La principale caractéristique du service des CIL est qu‘il travaille en collaboration avec tous les services de la CNIL, ce qui permet d‘offrir une réponse cohérente.
| Question n°9 : Quand le formulaire de désignation du DPO sera-t il publié ? Le formulaire sera publié sur le site de la CNIL en mars.
L‘accountability
I Question n°10 : Registres et fiches de traitement : quels documents la CNIL doit pouvoir consulter à tout moment ?
Au niveau macro, certains documents de base doivent être mis à disposition des services de la CNIL : registres, analyses d‘impact, ...
Au niveau micro, ce sont notamment les fiches de registre correspondantes, les éléments montrant les questionnements du responsable de traitement et ce qui a été fait dans l‘organisme qui doivent être mis à disposition.
Ingrid Nkouenjin précise que la coresponsabilité ne s‘applique qu‘entre responsables de traitement, le sous–traitant pouvant voir sa propre responsabilité engagée : voir le guide publié sur le site de la CNIL en septembre 2017.
I Question n°11 : Quand les documents de mise en conformité seront–ils mis à jour ? Beaucoup de documents sont d‘ores et déjà accessibles sur le site de la CNIL.
De nombreuses fiches et documents sont en cours de préparation et seront prochainement publiés. Un guide TPE/PME va également être publié, la CNIL ayant pleinement conscience de leurs difficultés et de leurs besoins. Ces entreprises disposent également d‘un relai au sein des CCI.
La CNIL organise également des ateliers de sensibilisation toujours dans une logique d‘accompagnement. Un mécanisme de e–learning est à l‘étude pour mettre l‘accompagnement à disposition du grand public et de l‘ensemble des organismes.
I Question n°12 : Un régime transitoire sera–t–il prévu ? Dans quelles conditions ? Comme le rappelle Ingrid Nkouenjin nous sommes en période transitoire depuis 2016 avec l‘adoption du RGPD.
Si, comme l‘a précisé Isabelle Falque–Pierrotin à l‘occasion des 40 ans de la CNIL, la protection des données existe depuis 1978 en France avec des principes fondamentaux tels que l‘information, de nouvelles règles sont prévues par le RGPD. La CNIL tiendra compte de la courbe d‘apprentissage de ces nouveaux droits et obligations dans le cadre des contrôles effectués à compter du 26 mai.

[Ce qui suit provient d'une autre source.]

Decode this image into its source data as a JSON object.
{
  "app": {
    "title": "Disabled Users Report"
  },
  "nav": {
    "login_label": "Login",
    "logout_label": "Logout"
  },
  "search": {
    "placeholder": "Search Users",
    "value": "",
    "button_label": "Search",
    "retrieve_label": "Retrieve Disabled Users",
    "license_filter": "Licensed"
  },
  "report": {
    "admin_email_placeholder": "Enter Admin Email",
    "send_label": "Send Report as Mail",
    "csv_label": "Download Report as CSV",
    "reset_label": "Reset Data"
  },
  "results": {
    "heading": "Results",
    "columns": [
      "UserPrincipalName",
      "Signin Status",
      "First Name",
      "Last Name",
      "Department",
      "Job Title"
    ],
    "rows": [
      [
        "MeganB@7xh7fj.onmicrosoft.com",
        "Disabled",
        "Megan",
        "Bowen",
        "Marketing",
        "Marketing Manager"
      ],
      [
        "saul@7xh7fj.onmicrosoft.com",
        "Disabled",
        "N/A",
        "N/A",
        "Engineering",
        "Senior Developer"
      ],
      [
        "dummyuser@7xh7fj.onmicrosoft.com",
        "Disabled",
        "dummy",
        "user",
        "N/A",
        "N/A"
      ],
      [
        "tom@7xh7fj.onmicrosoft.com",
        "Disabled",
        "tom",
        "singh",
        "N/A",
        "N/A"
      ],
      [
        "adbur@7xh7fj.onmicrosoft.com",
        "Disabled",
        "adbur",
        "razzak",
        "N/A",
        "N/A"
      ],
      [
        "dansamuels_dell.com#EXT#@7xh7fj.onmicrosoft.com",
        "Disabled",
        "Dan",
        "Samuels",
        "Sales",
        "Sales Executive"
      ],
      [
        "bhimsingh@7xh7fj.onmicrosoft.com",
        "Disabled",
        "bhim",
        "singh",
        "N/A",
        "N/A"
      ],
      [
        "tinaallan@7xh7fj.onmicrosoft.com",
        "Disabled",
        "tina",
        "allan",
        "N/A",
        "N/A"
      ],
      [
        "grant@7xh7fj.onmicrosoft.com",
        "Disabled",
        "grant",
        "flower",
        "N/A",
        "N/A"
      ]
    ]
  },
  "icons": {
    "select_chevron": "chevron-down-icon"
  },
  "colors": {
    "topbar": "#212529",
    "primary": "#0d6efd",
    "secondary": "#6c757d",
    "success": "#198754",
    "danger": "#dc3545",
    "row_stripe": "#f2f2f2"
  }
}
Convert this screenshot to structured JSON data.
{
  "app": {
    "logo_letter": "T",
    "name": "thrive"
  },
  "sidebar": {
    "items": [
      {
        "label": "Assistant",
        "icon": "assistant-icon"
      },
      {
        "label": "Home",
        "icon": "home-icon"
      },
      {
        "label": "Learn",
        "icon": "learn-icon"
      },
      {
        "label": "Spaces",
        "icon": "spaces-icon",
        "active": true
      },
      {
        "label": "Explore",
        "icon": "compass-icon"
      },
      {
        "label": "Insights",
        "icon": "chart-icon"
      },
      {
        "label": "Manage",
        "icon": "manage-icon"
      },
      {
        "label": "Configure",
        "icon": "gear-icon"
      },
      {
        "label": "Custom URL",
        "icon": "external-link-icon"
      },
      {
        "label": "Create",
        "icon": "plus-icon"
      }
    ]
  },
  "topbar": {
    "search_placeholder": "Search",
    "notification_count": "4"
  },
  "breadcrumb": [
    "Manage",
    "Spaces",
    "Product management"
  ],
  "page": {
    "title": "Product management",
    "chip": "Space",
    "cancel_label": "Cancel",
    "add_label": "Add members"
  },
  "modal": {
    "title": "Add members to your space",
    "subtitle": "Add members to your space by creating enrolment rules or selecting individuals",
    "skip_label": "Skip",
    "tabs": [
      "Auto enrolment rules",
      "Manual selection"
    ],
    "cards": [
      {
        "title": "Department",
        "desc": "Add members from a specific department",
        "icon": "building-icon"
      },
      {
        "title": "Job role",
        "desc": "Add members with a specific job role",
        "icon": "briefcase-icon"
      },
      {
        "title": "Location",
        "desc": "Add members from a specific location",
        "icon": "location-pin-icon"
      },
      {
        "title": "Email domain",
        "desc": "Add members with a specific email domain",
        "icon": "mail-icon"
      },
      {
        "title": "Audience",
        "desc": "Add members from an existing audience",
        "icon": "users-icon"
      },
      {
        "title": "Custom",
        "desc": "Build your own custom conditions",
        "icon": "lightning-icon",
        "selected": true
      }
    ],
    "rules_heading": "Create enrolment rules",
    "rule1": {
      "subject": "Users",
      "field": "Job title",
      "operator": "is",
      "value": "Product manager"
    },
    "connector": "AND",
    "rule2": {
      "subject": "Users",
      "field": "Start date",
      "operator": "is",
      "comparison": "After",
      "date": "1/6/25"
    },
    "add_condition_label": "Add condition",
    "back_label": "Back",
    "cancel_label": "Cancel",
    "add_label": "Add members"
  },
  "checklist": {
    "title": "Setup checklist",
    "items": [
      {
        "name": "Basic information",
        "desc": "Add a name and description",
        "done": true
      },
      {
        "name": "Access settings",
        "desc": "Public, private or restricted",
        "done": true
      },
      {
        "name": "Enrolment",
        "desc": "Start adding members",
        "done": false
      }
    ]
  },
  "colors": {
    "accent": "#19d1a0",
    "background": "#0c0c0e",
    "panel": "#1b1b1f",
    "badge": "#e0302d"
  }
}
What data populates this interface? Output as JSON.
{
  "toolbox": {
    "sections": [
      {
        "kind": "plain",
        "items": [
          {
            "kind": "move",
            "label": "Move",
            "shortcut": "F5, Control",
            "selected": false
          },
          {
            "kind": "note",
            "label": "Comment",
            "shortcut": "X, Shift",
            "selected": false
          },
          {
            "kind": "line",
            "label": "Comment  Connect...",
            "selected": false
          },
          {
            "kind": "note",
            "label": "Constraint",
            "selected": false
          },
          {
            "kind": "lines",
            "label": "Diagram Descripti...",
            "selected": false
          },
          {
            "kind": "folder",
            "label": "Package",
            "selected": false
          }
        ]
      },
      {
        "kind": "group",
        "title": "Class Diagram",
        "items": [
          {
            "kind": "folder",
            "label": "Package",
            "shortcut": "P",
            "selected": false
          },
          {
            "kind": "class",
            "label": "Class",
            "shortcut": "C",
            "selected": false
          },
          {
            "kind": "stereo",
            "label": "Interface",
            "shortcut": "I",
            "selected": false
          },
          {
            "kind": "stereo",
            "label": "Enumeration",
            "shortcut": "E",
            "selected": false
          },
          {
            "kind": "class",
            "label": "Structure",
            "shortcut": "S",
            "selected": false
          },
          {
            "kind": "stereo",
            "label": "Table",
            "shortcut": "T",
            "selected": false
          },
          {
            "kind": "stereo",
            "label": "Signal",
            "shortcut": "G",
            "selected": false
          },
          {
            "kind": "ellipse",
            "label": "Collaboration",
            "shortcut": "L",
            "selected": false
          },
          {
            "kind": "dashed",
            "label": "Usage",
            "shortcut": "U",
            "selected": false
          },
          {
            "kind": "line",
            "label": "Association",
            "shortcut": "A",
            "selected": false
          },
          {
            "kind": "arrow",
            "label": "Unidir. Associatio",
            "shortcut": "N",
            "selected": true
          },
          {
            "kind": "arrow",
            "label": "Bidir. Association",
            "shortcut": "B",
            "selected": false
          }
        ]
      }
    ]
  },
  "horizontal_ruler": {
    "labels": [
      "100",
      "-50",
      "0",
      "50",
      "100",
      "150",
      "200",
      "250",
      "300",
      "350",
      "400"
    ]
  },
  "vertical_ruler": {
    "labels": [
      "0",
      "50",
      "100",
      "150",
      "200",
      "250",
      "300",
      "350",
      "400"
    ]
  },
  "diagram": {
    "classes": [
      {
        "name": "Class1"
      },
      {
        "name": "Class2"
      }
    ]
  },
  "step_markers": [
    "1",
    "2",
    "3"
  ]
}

Si l‘organisme contrôlé n‘a jamais rien mis en place en matière de protection des données, la CNIL sera exigeante, notamment sur la violation des principes fondamentaux qui existent depuis 40 ans. En revanche, toute réflexion sur la portabilité, la minimisation, ou autre sera prise en compte.
I Question n°13 : La CNIL envisage–t–elle de valider les solutions de management de la conformité (Provacy, Oryga, One Trust,
SmartGDPR, ...)? La CNIL est attentive aux outils proposés sur le marché et prend connaissance de leur offre mais ne les validera pas.
La Commission est toutefois sensible aux retours d‘expérience des acteurs ayant déjà utilisé certains outils.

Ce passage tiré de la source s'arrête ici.